Tribulation means affliction and suffering. Why would you rejoice in that? We rejoice, not because we enjoy pain, but because we believe that God is at work even in the hour of suffering. We rejoice in our tribulations, knowing. The word “knowing” here refers to the knowing of relationship.

This is what we have learned about the God with whom we have to do: in the hands of God, tribulation brings about perseverance.

Of course, suffering doesn’t always bring about perseverance for everyone. We’ve all known people who, because of enormous suffering, have turned away from God. Paul’s point is that the people of God double up on their trust in the hour of suffering. They may be angry at first, they may lose heart for a time, but somehow tribulation brings about perseverance.

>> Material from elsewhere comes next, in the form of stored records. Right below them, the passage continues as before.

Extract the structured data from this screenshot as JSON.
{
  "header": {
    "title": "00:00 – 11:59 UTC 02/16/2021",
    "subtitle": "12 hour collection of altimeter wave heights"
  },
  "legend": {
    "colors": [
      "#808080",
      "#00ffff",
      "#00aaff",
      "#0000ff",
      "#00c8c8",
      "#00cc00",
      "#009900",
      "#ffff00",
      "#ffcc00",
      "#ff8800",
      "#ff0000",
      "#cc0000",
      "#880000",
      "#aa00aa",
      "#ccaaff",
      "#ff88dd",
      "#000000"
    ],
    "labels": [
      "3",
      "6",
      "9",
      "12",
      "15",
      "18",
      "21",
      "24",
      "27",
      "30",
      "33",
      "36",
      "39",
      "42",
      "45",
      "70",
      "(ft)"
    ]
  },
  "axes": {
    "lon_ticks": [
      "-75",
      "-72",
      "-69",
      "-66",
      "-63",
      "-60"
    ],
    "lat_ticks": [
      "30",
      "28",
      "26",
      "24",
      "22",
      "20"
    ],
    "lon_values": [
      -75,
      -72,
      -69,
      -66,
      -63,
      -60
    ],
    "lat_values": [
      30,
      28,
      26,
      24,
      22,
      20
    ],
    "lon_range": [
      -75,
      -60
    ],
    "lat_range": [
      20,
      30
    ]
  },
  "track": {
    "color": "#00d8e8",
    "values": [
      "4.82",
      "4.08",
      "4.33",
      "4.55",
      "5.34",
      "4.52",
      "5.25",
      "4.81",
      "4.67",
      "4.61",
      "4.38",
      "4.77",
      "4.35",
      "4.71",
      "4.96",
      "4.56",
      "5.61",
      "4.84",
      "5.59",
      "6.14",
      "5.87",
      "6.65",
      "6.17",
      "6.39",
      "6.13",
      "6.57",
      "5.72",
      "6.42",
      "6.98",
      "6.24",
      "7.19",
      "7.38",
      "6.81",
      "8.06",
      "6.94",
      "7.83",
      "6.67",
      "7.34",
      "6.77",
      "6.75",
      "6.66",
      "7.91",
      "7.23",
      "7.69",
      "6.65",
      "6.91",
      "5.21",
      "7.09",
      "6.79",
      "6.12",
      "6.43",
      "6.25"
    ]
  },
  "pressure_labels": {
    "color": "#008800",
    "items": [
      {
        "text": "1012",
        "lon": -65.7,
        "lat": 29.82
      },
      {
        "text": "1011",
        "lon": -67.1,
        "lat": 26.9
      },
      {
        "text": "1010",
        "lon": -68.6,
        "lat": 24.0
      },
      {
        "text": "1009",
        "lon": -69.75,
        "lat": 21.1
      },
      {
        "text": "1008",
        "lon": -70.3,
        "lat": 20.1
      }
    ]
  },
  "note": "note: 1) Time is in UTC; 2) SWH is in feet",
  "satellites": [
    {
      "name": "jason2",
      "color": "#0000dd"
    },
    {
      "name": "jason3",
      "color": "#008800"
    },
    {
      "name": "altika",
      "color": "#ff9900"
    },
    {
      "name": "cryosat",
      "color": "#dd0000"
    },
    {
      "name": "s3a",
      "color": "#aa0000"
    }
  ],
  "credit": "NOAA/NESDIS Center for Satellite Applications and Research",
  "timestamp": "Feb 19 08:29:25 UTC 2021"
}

We rejoice in our tribulations, knowing. We—followers of Christ—know that in Christ tribulation brings about perseverance, perseverance a tested character, and a tested character, hope. God is at work in the process and we are witnesses to His way of doing things through the crucified Messiah.

Remember that God knows what He’s doing—and He only works for good.

At the end of Psalm 44, the Psalmist doesn’t abandon the Lord as His God. He knows that the only salvation he has, the only hope he has, is from God. Notice the honesty here:

Why do You hide Your face
And forget our affliction and our oppression?
For our soul is sunk down into the dust;
Our body cleaves to the earth.
Rise up, be our help,
And redeem us for the sake of Your lovingkindness. (Psalm 44:24-26)

It’s the only answer I know. In the end, God is good. God is faithful. He sent His own Son to die for us. When our faith is thin, in the hours of agony, when terrible things have happened and hard times prevail, remember that God sometimes does strange things—but He does them for His glory. Trust Him. He knows what He’s doing.

The preceding was adapted by Rachel Motte from a sermon Dr. Sloan delivered at Kingsland Baptist Church on May 19, 2013.